Faire savoir la vérité relève sans aucun doute

Faire savoir la vérité relève sans aucun doute d'une pulsion sadique. Ce n'est pas nécessairement se sentir supérieur en soi (en tout et pour tout), ni forcément prendre sa revanche en tant qu'inférieur (on ne se regarde pas ainsi de haut), c'est une pure action qui se vit dans le moment : c'est dire ce qu'on a trouvé, montrer ce qu'on sait. 
Le sage a alors raison de désapprouver : est-ce vraiment ce dont a besoin l'autre ? Qu'en fera t-il ? Il faudrait plutôt lui confier nos intuitions (qui reviennent souvent au même), sans dévoiler par où l'on est passé. 
Le sage conclura alors : autant ne passer nulle part, tout est déjà là, tâchons d'y être réceptif. Mais c'est alors lui qui cède trop facilement à ses penchants pour la fin en tant que fin, à atteindre d'emblée. Or, l'essentiel est dans le chemin. Là où le sage aura toujours tort, c'est dans sa conception de l'aboutissement : il sait vers où il veut aller. Personnellement, je ne le sais pas.
La science cherche la plupart du temps à se faire croire qu'elle le sait (le fameux théâtre méthodologique où elle se donne fière allure) ; la preuve qu'elle ne le sait pas, c'est le plaisir sadique qu'elle prend à trouver, à montrer qu'elle a trouvé. Et le public en redemande. Ce qu'il demande, ce n'est non pas qu'on lui trouve (qu'en saurait-il, ce qu'il faut trouver ?), c'est qu'on lui montre.

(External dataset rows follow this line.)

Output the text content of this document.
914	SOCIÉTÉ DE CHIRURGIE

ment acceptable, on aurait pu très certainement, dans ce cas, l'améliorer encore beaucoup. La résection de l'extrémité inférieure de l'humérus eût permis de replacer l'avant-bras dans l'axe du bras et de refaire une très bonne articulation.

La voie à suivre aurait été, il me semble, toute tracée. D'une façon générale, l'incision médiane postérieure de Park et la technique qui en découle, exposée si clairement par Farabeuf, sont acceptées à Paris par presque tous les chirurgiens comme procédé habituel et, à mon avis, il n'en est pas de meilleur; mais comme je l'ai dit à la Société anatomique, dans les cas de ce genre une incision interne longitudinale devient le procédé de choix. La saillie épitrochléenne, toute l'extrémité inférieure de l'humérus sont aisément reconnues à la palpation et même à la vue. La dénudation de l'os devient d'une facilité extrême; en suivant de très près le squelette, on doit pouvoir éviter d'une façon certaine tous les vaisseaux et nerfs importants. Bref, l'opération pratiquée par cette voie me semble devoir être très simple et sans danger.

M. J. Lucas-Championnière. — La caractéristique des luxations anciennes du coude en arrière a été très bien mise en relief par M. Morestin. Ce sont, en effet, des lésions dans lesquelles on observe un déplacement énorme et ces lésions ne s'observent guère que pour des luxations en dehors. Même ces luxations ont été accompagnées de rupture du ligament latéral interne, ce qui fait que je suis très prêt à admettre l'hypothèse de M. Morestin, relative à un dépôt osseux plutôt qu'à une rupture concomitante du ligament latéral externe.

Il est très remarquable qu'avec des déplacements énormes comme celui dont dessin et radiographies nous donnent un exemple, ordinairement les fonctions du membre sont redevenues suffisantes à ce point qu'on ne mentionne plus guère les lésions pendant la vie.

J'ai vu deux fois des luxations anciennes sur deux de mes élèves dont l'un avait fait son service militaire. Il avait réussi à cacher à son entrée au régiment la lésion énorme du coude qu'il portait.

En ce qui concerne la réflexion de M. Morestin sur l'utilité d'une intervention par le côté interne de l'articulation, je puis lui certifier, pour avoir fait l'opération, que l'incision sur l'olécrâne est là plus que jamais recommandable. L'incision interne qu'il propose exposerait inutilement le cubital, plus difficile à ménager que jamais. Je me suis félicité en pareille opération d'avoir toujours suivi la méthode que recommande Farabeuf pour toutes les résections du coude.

Le sage souhaite au contraire ne rien montrer, ou tout du moins montrer qu'il n'a rien à montrer, rien à prouver. Mais à trop s'arrêter à ses souhaits (il fait une éthique de ses souhaits, le zigoto), il manquera ce qui fait tout le sel des étapes. Il croira être tout fier de ne rien avoir besoin de trouver, alors qu'il aura au contraire trop trouvé pour se demander même une seule seconde s'il n'y avait pas autre chose à chercher. 

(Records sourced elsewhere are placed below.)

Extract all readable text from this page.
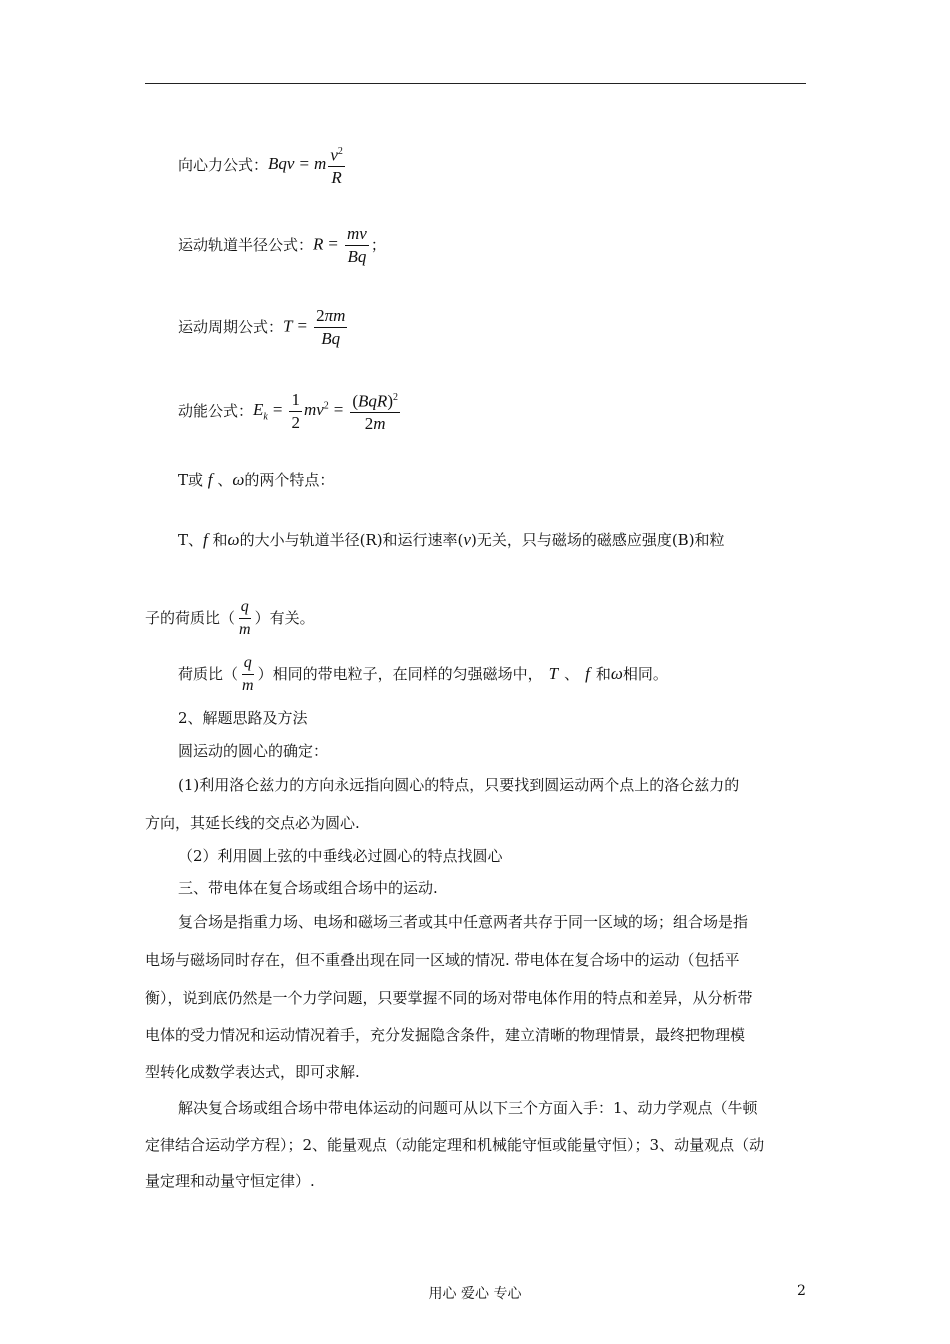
向心力公式： Bqv = m $\frac{v^2}{R}$
运动轨道半径公式： $R = \frac{mv}{Bq}$ ；
运动周期公式： $T = \frac{2\pi m}{Bq}$
动能公式： $E_k = \frac{1}{2} mv^2 = \frac{(BqR)^2}{2m}$
T或 f 、ω的两个特点：
T、f 和ω的大小与轨道半径(R)和运行速率(v)无关，只与磁场的磁感应强度(B)和粒
子的荷质比（ $\frac{q}{m}$ ）有关。
荷质比（ $\frac{q}{m}$ ）相同的带电粒子，在同样的匀强磁场中， T 、 f 和 ω 相同。
2、解题思路及方法
圆运动的圆心的确定：
(1)利用洛仑兹力的方向永远指向圆心的特点，只要找到圆运动两个点上的洛仑兹力的
方向，其延长线的交点必为圆心.
（2）利用圆上弦的中垂线必过圆心的特点找圆心
三、带电体在复合场或组合场中的运动.
复合场是指重力场、电场和磁场三者或其中任意两者共存于同一区域的场；组合场是指
电场与磁场同时存在，但不重叠出现在同一区域的情况. 带电体在复合场中的运动（包括平
衡），说到底仍然是一个力学问题，只要掌握不同的场对带电体作用的特点和差异，从分析带
电体的受力情况和运动情况着手，充分发掘隐含条件，建立清晰的物理情景，最终把物理模
型转化成数学表达式，即可求解.
解决复合场或组合场中带电体运动的问题可从以下三个方面入手：1、动力学观点（牛顿
定律结合运动学方程）；2、能量观点（动能定理和机械能守恒或能量守恒）；3、动量观点（动
量定理和动量守恒定律）.
用心 爱心 专心	2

Personne n’aime être tout seul dans sa vérité, ni le scientifique ni le sage. Il faut toujours qu’ils l'imputent aux objets qu'ils construisent. Comme par hasard, les choses de la science se prêteront à elle, épouseront ses formes ; comme par hasard, les choses de la sagesse rejoindront les visées préalables du sage. 
Espérons tout de même qu'ils auront passé un bon moment (sans que l'obsession ne gâche la passion).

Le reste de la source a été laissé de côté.